Surprisingly it prints false true true true

You can try to alleviate atomic sub-nesting of quantifiers.
If you didn't have the anchors, the expression would possibly blow up
in backtracking if using nested optional quantifiers like this,
when it can't find a direct solution.

Go might be balking at that, forcing it to fail outright instead
of massive backtracking, but not sure.

Try something like this, see if it works.

 # ^a+(#?a)*(/a+(#?a)*)*$

 ^ 
 a+
 (                    # (1 start)
      \#?
      a 
 )*                   # (1 end)
 (                    # (2 start)
      /
      a+
      (                    # (3 start)
           \#?
           a 
      )*                   # (3 end)
 )*                   # (2 end)
 $

edit: (Transposed from comment) If complexity is too high, some engines will not even compile it, some will silently fail at runtime, some will lock up in a backtracking loop.

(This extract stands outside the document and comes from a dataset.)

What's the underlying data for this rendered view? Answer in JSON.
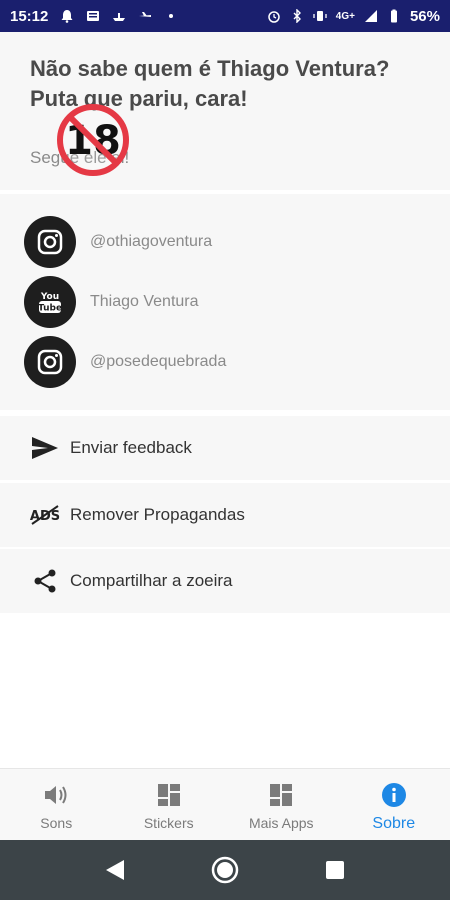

This little subtle difference is the problem

bad: too complex (#?a+)*
good: no nested, open ended quantifiers (#?a)*

If you ever have this problem, strip out the nesting, usually solves
the backtracking issue.


eit2: If you require a separator and want to insure a separator is only in the middle and surrounded by a's, you could try this

https://play.golang.org/p/oM6B6H3Kdx

 #  ^a+[#/](a[#/]?)*a+$

 ^ 
 a+
 [\#/] 
 (                             # (1 start)
      a
      [\#/]? 

 )*                            # (1 end)
 a+
 $ 

or this

https://play.golang.org/p/WihqSjH_dI

 # ^a+(?:[#/]a+)+$

 ^ 
 a+ 
 (?:
      [\#/] 
      a+
 )+
 $

This must be a bug in golang regexp engine. A simpler test case is that ^a(/a+(#a+)*)*$ fails to match a/a#a while ^(a)(/a+(#a+)*)*$ works, see http://play.golang.org/p/CDKxVeXW98 .

I filed https://github.com/golang/go/issues/11905